Plan quick, healthy breakfast foods

Plan quick, healthy breakfast foods that always include protein for those busy mornings. Ex: Greek yogurt, cottage cheese, high protein (low carb) drinks, eggs, ham, etc.

Plan for lunch: Make extra dinner to use as leftovers

Plan for lunch: Make extra dinner to use as leftovers for lunch or have easy to assemble ingredients, such as low-sodium lunchmeat and low-carb tortillas to make a quick wrap.

*Tip: Save your weekly menus and rotate them out. Be sure to note where to find the recipes you use.

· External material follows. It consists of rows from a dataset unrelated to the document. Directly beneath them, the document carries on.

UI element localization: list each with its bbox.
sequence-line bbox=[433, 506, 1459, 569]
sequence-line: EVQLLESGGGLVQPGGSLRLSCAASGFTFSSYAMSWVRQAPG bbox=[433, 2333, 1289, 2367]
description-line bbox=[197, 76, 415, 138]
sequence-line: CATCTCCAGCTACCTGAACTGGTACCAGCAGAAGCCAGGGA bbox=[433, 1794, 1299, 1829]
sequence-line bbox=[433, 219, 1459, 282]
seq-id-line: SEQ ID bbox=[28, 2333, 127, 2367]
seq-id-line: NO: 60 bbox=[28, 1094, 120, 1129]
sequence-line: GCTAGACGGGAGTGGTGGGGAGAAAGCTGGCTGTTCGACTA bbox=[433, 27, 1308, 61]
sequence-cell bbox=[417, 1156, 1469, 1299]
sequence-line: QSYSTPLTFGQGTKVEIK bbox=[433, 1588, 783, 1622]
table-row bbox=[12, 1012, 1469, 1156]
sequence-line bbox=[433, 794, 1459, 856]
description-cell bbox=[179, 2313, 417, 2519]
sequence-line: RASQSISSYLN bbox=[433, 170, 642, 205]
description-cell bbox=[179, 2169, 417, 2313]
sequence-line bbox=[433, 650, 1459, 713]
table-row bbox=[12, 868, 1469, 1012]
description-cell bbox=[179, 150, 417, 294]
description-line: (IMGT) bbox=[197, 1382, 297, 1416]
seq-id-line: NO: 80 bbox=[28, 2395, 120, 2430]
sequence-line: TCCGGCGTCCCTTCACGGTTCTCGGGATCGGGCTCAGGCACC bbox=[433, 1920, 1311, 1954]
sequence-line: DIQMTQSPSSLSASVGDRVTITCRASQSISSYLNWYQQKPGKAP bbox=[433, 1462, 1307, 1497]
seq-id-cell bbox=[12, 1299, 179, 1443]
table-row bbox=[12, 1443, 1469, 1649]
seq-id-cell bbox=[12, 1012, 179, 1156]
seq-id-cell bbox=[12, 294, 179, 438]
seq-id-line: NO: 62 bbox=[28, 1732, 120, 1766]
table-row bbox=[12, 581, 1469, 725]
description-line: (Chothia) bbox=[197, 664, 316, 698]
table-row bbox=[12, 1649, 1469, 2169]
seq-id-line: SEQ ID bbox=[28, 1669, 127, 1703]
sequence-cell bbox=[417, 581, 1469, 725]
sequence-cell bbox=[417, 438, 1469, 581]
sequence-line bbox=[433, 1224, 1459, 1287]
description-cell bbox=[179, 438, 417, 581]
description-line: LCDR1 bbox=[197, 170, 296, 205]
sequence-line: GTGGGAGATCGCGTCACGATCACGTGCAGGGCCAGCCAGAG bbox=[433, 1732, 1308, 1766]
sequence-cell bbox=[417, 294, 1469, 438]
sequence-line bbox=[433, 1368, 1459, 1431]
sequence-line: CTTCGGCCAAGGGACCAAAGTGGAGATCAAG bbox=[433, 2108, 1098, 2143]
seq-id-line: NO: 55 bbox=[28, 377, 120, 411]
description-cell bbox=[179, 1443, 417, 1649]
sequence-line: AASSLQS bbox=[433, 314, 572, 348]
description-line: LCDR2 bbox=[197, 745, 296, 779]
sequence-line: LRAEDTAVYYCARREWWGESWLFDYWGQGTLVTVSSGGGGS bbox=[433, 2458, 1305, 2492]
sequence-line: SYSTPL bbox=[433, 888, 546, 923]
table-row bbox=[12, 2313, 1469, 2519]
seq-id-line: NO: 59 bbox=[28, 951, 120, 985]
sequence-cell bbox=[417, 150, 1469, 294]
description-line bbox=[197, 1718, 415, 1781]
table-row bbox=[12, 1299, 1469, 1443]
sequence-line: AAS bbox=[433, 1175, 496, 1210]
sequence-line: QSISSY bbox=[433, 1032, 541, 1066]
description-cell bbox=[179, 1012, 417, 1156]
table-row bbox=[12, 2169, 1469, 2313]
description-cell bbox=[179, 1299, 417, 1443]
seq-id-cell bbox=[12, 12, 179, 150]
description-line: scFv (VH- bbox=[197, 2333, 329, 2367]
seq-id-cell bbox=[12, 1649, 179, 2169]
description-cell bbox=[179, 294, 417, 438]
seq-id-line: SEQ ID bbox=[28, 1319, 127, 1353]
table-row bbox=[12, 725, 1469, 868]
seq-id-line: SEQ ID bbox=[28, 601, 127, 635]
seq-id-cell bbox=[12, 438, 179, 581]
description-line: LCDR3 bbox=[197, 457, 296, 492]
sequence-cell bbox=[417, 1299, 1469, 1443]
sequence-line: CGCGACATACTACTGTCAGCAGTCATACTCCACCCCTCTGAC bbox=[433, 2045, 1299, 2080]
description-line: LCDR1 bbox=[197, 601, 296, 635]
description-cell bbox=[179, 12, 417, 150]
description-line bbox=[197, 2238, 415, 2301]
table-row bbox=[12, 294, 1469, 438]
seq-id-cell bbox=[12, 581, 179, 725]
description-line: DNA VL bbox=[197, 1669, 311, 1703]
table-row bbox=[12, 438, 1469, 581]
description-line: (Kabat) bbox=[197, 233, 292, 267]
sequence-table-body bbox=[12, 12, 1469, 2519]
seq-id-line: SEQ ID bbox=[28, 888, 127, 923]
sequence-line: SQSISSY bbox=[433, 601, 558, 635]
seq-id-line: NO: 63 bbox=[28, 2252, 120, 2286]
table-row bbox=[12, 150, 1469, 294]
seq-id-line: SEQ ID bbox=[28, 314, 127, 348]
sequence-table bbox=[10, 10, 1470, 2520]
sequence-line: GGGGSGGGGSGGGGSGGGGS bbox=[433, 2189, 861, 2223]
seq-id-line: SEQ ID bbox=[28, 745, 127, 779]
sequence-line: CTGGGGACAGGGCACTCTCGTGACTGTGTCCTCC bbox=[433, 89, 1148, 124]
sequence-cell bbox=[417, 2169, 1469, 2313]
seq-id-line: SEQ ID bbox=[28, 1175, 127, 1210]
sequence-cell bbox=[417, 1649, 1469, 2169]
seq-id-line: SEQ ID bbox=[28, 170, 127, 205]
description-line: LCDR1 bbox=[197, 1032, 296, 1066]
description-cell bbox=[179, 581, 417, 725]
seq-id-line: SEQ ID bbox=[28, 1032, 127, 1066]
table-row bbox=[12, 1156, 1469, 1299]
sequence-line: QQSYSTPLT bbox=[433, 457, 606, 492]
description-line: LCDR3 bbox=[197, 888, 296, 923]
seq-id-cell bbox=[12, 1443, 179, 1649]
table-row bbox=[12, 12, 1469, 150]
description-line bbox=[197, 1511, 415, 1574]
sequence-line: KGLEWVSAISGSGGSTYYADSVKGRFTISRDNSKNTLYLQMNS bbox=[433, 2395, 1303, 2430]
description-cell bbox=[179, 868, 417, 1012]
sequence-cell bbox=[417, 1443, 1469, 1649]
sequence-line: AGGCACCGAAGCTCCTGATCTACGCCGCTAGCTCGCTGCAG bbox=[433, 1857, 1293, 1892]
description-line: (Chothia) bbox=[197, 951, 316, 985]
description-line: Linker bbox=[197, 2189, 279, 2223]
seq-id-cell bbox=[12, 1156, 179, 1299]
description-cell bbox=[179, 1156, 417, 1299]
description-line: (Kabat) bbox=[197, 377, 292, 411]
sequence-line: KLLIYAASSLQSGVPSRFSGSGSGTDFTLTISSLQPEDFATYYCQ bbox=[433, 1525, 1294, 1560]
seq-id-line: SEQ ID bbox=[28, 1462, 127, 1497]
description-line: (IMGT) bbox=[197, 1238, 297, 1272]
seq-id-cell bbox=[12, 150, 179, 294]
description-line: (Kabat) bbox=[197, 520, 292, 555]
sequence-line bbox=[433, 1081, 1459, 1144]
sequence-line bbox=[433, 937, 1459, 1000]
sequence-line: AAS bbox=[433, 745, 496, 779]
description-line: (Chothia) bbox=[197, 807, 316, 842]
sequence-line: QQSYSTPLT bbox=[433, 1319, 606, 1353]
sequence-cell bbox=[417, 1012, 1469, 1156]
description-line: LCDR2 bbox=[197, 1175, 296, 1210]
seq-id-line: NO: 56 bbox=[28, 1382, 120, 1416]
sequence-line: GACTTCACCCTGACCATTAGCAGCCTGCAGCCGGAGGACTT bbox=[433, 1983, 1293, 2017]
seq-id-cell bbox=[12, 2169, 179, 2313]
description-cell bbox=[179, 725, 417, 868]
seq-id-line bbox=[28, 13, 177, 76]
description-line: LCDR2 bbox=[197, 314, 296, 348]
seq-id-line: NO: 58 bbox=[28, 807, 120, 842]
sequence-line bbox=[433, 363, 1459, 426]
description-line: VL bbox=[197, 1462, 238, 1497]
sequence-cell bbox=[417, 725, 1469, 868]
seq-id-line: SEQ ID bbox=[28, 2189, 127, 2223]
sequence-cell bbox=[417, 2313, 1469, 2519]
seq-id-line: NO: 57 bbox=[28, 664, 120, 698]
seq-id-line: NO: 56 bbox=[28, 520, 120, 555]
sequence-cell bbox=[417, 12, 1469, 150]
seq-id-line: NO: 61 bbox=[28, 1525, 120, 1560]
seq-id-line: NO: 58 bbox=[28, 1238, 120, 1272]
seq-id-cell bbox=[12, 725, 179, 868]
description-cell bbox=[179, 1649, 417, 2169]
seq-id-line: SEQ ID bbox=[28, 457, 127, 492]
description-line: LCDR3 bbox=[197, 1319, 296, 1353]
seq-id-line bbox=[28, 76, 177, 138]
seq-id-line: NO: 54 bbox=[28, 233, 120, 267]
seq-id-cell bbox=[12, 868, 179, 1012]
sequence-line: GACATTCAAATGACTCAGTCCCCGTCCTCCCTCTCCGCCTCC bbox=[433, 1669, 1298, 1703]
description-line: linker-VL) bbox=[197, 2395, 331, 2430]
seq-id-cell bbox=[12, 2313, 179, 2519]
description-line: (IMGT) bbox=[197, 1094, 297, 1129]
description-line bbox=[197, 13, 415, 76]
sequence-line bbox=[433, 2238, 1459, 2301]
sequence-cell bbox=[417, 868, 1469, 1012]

Make a grocery list to shop for the week

  • Check the refrigerator, freezer and pantry for ingredients you will need to buy for the week based on the menu you made

Grocery Shopping

  • Don’t shop hungry! – It is easy to buy too much or make poor choices when you are hungry
  • Only purchase what is on your list – this will help keep food cost down and keep you from grabbing something unhealthy just because it looked good at the moment.
  • Keep most of your shopping around the perimeter of the store. Most of the processed, high sodium foods are in the middle aisles.
  • Read food labels and compare key nutrients, like protein, carbohydrates, calories and sodium.

Preparation

Plan 1 -2 hours on the weekend to prepare for the week

  • Boil eggs to use for breakfast, snacks, egg salad.
  • Wash and cut up fruits and vegetables ahead of time will help during those rushed mornings or evenings.

Cook large batches of food and freeze into single portions

  • Low-carb muffins/pancakes: make double batch and freeze in a single layer or between wax paper. Can defrost in seconds in the microwave.
  • Cook a whole chicken, pork roast or beef roast in a crockpot with a little stock and any seasonings you like. Remove meat and cool. Discard bones, fat and/or skin. Shred meat, and freeze in single portion size freezer bags or spread out on a cookie sheet (in batches if necessary), place in freezer for 10 min., then place in a large freezer bag (this method makes it easy to defrost and pull out as much or as little as you want at a time).

Make meals work double duty

  • For example: Grill extra chicken for dinner and pair with roasted veggies. The next evening, use the leftover chicken and veggies for a stir-fry or use to make chicken quesadillas.

Keep a few pre-cooked foods on hand that can be put together for a quick and easy balanced meal when time is at a minimum

  • Frozen vegetables – these are just as healthy as fresh and without the sodium that is in canned vegetables
  • Pre-cooked chicken breasts or shrimp – use these to make quick fajitas or stir-fry
  • Canned beans – use for fast and easy quesadillas on low-carb tortillas, or use as a side dish. Make sure to rinse beans when possible to reduce sodium intake.

Remember: Once you have a planning and preparation system in place, you will save time, money and calories in the long run!